Cette sensation de nous

Les temps actuels sont plus aux « Je » qu’aux « Nous », sauf dans la haine , la colère et la tristesse, ces liens qui subsistent quand tous les autres ont disparu.

L’esprit prend congé en même temps que nous quand il ne reste plus que toi et moi.

Et cela te rend folle et cela me rend fou.

L’esprit c’est nous et nous ne sommes plus rien sans lui.

C’est à dire que nous ne ressentons plus cette fréquence formidable, l’énergie de la joie.

Mais de quel nous parle tu ?

De ce qui nous réunit plutôt que de ce qui nous sépare ma belle.
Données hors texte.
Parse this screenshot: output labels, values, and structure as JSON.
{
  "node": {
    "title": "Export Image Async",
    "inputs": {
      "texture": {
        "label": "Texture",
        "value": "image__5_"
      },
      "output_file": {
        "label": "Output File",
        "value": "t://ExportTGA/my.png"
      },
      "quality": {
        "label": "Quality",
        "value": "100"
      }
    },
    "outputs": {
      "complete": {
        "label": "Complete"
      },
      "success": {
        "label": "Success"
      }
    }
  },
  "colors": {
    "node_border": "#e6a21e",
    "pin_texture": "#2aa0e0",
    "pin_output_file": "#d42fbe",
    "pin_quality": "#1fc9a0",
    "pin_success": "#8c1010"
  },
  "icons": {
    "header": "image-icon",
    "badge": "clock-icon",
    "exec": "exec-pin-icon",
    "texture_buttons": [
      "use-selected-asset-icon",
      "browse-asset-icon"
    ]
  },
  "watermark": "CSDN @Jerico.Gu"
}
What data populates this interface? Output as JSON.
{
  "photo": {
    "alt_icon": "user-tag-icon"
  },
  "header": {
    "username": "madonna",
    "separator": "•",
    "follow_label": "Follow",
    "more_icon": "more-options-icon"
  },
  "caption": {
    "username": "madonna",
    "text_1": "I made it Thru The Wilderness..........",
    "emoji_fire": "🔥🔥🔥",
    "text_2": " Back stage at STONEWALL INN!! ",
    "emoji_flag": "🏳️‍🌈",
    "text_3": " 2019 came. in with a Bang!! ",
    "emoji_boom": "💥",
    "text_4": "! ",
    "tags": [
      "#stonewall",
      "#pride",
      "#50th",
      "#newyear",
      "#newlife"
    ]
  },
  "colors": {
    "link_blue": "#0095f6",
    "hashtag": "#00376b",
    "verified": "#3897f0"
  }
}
Tu n’y peux rien, je n’y peux rien c’est ainsi. Et toutes les constructions frelatées que nous installons en vain pour remplacer ce nous ne valent pas grand chose, ne valent rien.

L’amour ne vaut rien tel que nous avons cru qu’il pouvait être

l’amour est profond comme la nuit noire.

La solitude se renforce comme l’idée de séparation. C’est un cycle et rien de plus.

Plonger dans la solitude et dans toutes les fictions les tiennes comme les miennes c’ est un cycle, et tous les cycles ont un commencement et une fin n’est ce pas ?

Le jour s’achève pour laisser place à la nuit

La veille se repose sur le sommeil.

acrylique sur papier toilé format 30x40cm Patrick Blanchon 2021

Le vrai s’achève pour laisser la place au juste.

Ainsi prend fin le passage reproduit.